Golpistas que usaram Pix falso para comprar picanha são presos após receberem saco de ossos e pelanca

Uma tentativa de golpe com Pix falso em uma rede de açougues de Goiânia terminou com os suspeitos presos pela Polícia Militar, após serem enganados pelo próprio esquema e receberem um saco de ossos e pelanca no lugar da picanha que tentavam comprar. O caso, registrado nesta semana, expõe a fragilidade de sistemas de pagamento digital quando usados de forma fraudulenta e levanta alerta sobre a necessidade de verificação em transações comerciais.

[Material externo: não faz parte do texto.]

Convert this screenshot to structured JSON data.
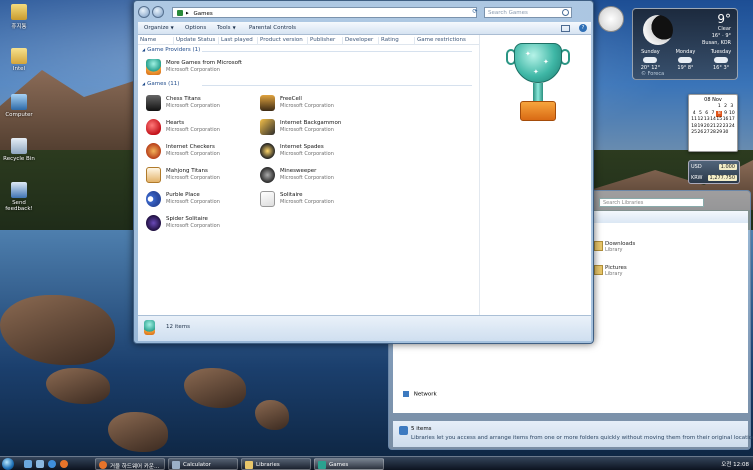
{
  "desktop": {
    "icons": [
      {
        "label": "휴지통",
        "icon": "recycle-folder-icon"
      },
      {
        "label": "Intel",
        "icon": "folder-icon"
      },
      {
        "label": "Computer",
        "icon": "computer-icon"
      },
      {
        "label": "Recycle Bin",
        "icon": "recycle-bin-icon"
      },
      {
        "label": "Send feedback!",
        "icon": "feedback-icon"
      }
    ]
  },
  "games_window": {
    "address": {
      "separator": "▸",
      "location": "Games"
    },
    "search_placeholder": "Search Games",
    "toolbar": {
      "organize": "Organize",
      "options": "Options",
      "tools": "Tools",
      "parental_controls": "Parental Controls"
    },
    "columns": [
      "Name",
      "Update Status",
      "Last played",
      "Product version",
      "Publisher",
      "Developer",
      "Rating",
      "Game restrictions"
    ],
    "groups": {
      "providers": {
        "label": "Game Providers (1)"
      },
      "games": {
        "label": "Games (11)"
      }
    },
    "providers": [
      {
        "name": "More Games from Microsoft",
        "publisher": "Microsoft Corporation"
      }
    ],
    "games": [
      {
        "name": "Chess Titans",
        "publisher": "Microsoft Corporation"
      },
      {
        "name": "FreeCell",
        "publisher": "Microsoft Corporation"
      },
      {
        "name": "Hearts",
        "publisher": "Microsoft Corporation"
      },
      {
        "name": "Internet Backgammon",
        "publisher": "Microsoft Corporation"
      },
      {
        "name": "Internet Checkers",
        "publisher": "Microsoft Corporation"
      },
      {
        "name": "Internet Spades",
        "publisher": "Microsoft Corporation"
      },
      {
        "name": "Mahjong Titans",
        "publisher": "Microsoft Corporation"
      },
      {
        "name": "Minesweeper",
        "publisher": "Microsoft Corporation"
      },
      {
        "name": "Purble Place",
        "publisher": "Microsoft Corporation"
      },
      {
        "name": "Solitaire",
        "publisher": "Microsoft Corporation"
      },
      {
        "name": "Spider Solitaire",
        "publisher": "Microsoft Corporation"
      }
    ],
    "details": {
      "item_count": "12 items"
    }
  },
  "libraries_window": {
    "search_placeholder": "Search Libraries",
    "items": [
      {
        "name": "Downloads",
        "type": "Library"
      },
      {
        "name": "Pictures",
        "type": "Library"
      }
    ],
    "network": "Network",
    "status": {
      "count": "5 items",
      "description": "Libraries let you access and arrange items from one or more folders quickly without moving them from their original locations."
    }
  },
  "weather": {
    "temp": "9°",
    "condition": "Clear",
    "range": "16° · 9°",
    "city": "Busan, KOR",
    "forecast": [
      {
        "day": "Sunday",
        "high": "20°",
        "low": "12°"
      },
      {
        "day": "Monday",
        "high": "19°",
        "low": "8°"
      },
      {
        "day": "Tuesday",
        "high": "16°",
        "low": "3°"
      }
    ],
    "provider": "© Foreca"
  },
  "calendar": {
    "month": "08 Nov",
    "days": [
      "",
      "",
      "",
      "",
      "1",
      "2",
      "3",
      "4",
      "5",
      "6",
      "7",
      "8",
      "9",
      "10",
      "11",
      "12",
      "13",
      "14",
      "15",
      "16",
      "17",
      "18",
      "19",
      "20",
      "21",
      "22",
      "23",
      "24",
      "25",
      "26",
      "27",
      "28",
      "29",
      "30"
    ],
    "today": "8"
  },
  "currency": {
    "rows": [
      {
        "code": "USD",
        "value": "1.000"
      },
      {
        "code": "KRW",
        "value": "1,277.750"
      }
    ]
  },
  "taskbar": {
    "buttons": [
      {
        "label": "거울 하드웨어 카운...",
        "icon": "firefox-icon"
      },
      {
        "label": "Calculator",
        "icon": "calculator-icon"
      },
      {
        "label": "Libraries",
        "icon": "libraries-icon"
      },
      {
        "label": "Games",
        "icon": "games-icon"
      }
    ],
    "clock": "오전 12:08"
  },
  "colors": {
    "accent": "#1e4a8a",
    "toolbar_text": "#1b2f4a",
    "secondary_text": "#6d6d6d"
  }
}
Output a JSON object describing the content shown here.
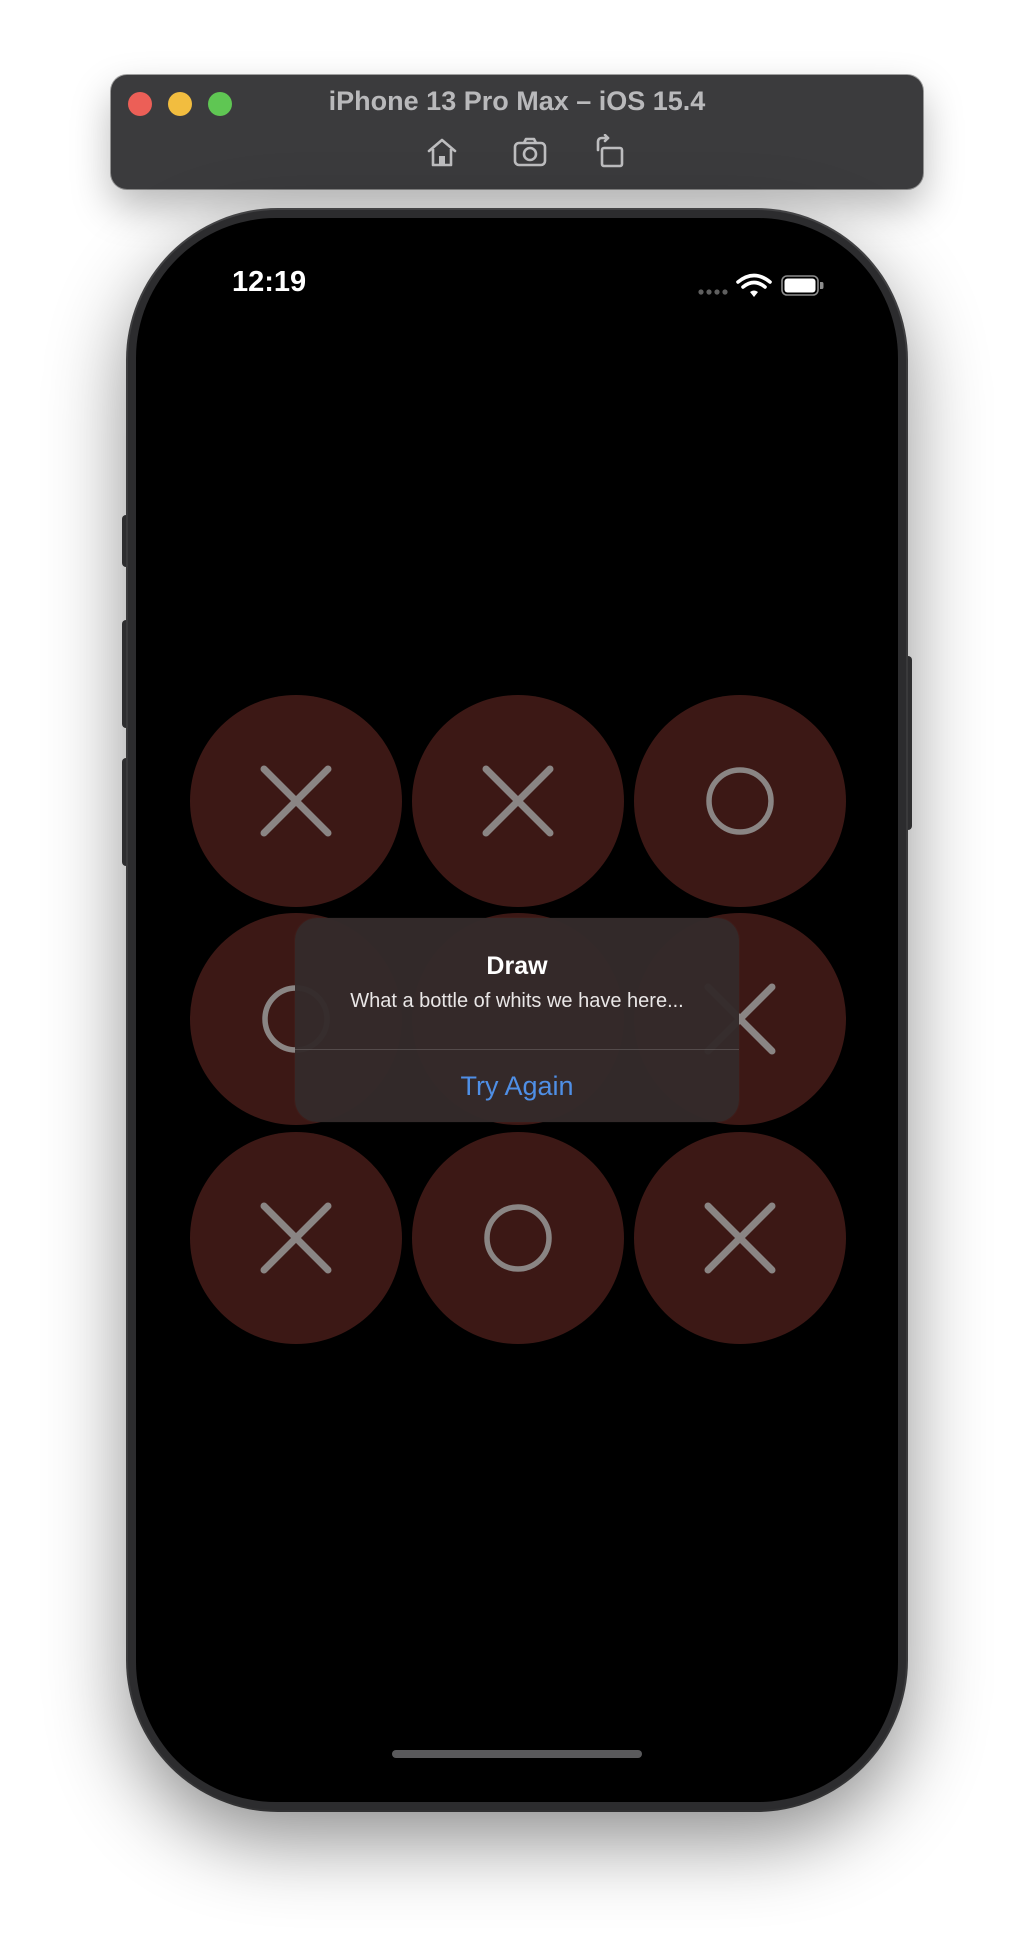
{
  "simulator": {
    "title": "iPhone 13 Pro Max – iOS 15.4",
    "traffic_lights": [
      {
        "name": "close",
        "color": "#ec5f57"
      },
      {
        "name": "minimize",
        "color": "#f2bd3f"
      },
      {
        "name": "zoom",
        "color": "#5fc653"
      }
    ],
    "toolbar_icons": [
      "home-icon",
      "screenshot-icon",
      "rotate-icon"
    ]
  },
  "status_bar": {
    "time": "12:19",
    "icons": [
      "signal-icon",
      "wifi-icon",
      "battery-icon"
    ]
  },
  "board": {
    "cell_color": "#3c1815",
    "mark_color": "#8a8584",
    "cells": [
      "X",
      "X",
      "O",
      "O",
      "",
      "X",
      "X",
      "O",
      "X"
    ]
  },
  "alert": {
    "title": "Draw",
    "message": "What a bottle of whits we have here...",
    "button_label": "Try Again",
    "button_color": "#4f8fe6"
  }
}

De acordo com a Polícia Militar de Goiás, os golpistas abordaram ao menos três açougues da rede, localizados em diferentes bairros da capital goiana, utilizando comprovantes de Pix falsificados para simular pagamentos. Em cada tentativa, eles solicitavam cortes nobres de carne, como picanha, que somavam valores entre R$ 200 e R$ 500. No entanto, ao tentarem repetir a fraude em um quarto estabelecimento, os funcionários desconfiaram da transação e acionaram a polícia.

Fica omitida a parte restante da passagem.